Describe the key features of a Security Information Event Management (SIEM) system and explain how they contribute to enhancing an organisation’s cybersecurity infrastructure.

Answer text Question 39

Key Features of a SIEM System

SIEM systems collect and aggregate logs from various sources within an organization, including network devices, servers, databases, and applications.

It automatically investigates collected events and logs to identify anomalies or patterns associated with malicious activities.

It provides real-time analysis of events to detect abnormal activities as they occur.

Contribution to Cybersecurity Infrastructure

By collecting data from multiple sources, SIEM improves the detection of cyber threats that might not trigger alarms.

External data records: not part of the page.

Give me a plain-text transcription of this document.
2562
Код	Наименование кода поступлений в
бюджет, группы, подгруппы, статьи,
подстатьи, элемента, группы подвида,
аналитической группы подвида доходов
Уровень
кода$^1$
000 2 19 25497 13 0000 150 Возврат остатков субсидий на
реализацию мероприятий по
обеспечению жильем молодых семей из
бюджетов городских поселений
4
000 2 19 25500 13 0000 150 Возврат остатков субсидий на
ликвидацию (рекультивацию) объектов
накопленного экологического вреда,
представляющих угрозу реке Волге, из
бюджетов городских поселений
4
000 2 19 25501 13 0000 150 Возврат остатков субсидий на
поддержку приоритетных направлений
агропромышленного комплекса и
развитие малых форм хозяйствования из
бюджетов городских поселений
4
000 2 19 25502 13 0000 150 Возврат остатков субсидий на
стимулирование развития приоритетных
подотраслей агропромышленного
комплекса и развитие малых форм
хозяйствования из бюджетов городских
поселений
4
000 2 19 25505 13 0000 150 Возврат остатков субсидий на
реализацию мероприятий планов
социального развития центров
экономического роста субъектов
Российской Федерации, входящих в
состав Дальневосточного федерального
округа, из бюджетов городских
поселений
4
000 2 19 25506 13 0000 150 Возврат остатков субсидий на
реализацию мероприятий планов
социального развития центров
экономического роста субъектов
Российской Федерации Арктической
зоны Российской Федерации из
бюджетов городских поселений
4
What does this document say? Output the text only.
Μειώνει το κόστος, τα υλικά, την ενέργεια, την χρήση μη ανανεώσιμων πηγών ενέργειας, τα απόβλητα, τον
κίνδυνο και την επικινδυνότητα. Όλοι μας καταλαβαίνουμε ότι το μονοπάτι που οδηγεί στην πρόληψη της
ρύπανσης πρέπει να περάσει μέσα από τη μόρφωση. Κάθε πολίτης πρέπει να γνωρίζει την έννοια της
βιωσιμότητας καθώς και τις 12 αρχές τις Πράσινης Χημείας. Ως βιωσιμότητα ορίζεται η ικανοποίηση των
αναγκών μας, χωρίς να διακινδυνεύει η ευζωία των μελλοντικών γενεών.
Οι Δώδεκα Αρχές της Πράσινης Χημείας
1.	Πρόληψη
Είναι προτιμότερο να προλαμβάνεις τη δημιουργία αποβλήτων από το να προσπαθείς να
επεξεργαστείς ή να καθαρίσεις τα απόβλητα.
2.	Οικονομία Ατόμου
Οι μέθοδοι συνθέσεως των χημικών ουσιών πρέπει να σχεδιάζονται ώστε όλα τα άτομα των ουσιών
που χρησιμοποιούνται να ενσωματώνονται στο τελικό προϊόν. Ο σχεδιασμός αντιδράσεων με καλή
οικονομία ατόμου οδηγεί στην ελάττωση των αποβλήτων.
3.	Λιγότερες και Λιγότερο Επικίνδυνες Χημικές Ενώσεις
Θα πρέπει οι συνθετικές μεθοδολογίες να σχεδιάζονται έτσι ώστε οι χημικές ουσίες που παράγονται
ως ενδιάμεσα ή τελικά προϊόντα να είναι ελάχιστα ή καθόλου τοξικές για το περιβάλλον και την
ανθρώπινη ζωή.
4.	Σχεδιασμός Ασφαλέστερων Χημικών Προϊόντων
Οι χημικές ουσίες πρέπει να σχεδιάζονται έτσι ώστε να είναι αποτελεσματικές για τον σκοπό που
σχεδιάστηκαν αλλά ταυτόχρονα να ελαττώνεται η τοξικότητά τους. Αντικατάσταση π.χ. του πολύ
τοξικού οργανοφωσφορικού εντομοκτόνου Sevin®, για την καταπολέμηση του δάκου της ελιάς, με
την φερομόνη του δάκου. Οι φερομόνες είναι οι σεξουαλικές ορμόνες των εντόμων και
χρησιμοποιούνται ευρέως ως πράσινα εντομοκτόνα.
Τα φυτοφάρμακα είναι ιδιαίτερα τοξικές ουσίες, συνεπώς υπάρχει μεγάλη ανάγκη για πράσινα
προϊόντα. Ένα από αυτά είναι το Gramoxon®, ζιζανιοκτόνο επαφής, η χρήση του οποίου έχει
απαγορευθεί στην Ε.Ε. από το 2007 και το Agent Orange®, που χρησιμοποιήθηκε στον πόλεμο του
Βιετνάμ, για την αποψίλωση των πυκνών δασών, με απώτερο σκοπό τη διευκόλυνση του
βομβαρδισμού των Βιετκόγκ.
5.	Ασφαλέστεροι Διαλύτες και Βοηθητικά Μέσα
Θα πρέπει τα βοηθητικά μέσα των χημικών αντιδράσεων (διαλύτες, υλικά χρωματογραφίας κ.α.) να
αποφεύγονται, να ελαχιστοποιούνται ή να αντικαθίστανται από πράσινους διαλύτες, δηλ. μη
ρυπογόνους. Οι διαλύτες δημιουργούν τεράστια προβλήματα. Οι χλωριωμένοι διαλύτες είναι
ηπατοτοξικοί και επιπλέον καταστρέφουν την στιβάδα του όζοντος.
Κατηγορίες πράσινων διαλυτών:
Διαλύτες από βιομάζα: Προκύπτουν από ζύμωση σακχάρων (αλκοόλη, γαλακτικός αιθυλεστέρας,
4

Real-time alerting and automated response capabilities enable organizations to respond to threats immediately.

Automated reporting reduces the time and effort needed to prepare for audits and ensures that compliance standards are met continuously.

Question40

Explain the importance of real-time monitoring in a SIEM system and how it contributes to effective cybersecurity.

Answer text Question 40

Real-time monitoring ensures that any unusual or suspicious activity is detected as it happens.

The faster a threat can be identified and assessed, the quicker an organization can respond.

Early detection and response reduce the potential damage caused by security incidents. For example, detecting a ransomware attack as it starts can allow an organization to shut down affected systems and prevent the encryption of critical data.

Contribution to Effective Cybersecurity

With real-time monitoring allows organizations to anticipate and mitigate threats before they become critical, rather than simply responding to incidents after they have occurred.

Many frameworks require continuous monitoring and immediate incident reporting. Real-time monitoring in SIEM helps ensure compliance with these regulations by providing the necessary tools to track and report incidents as they occur.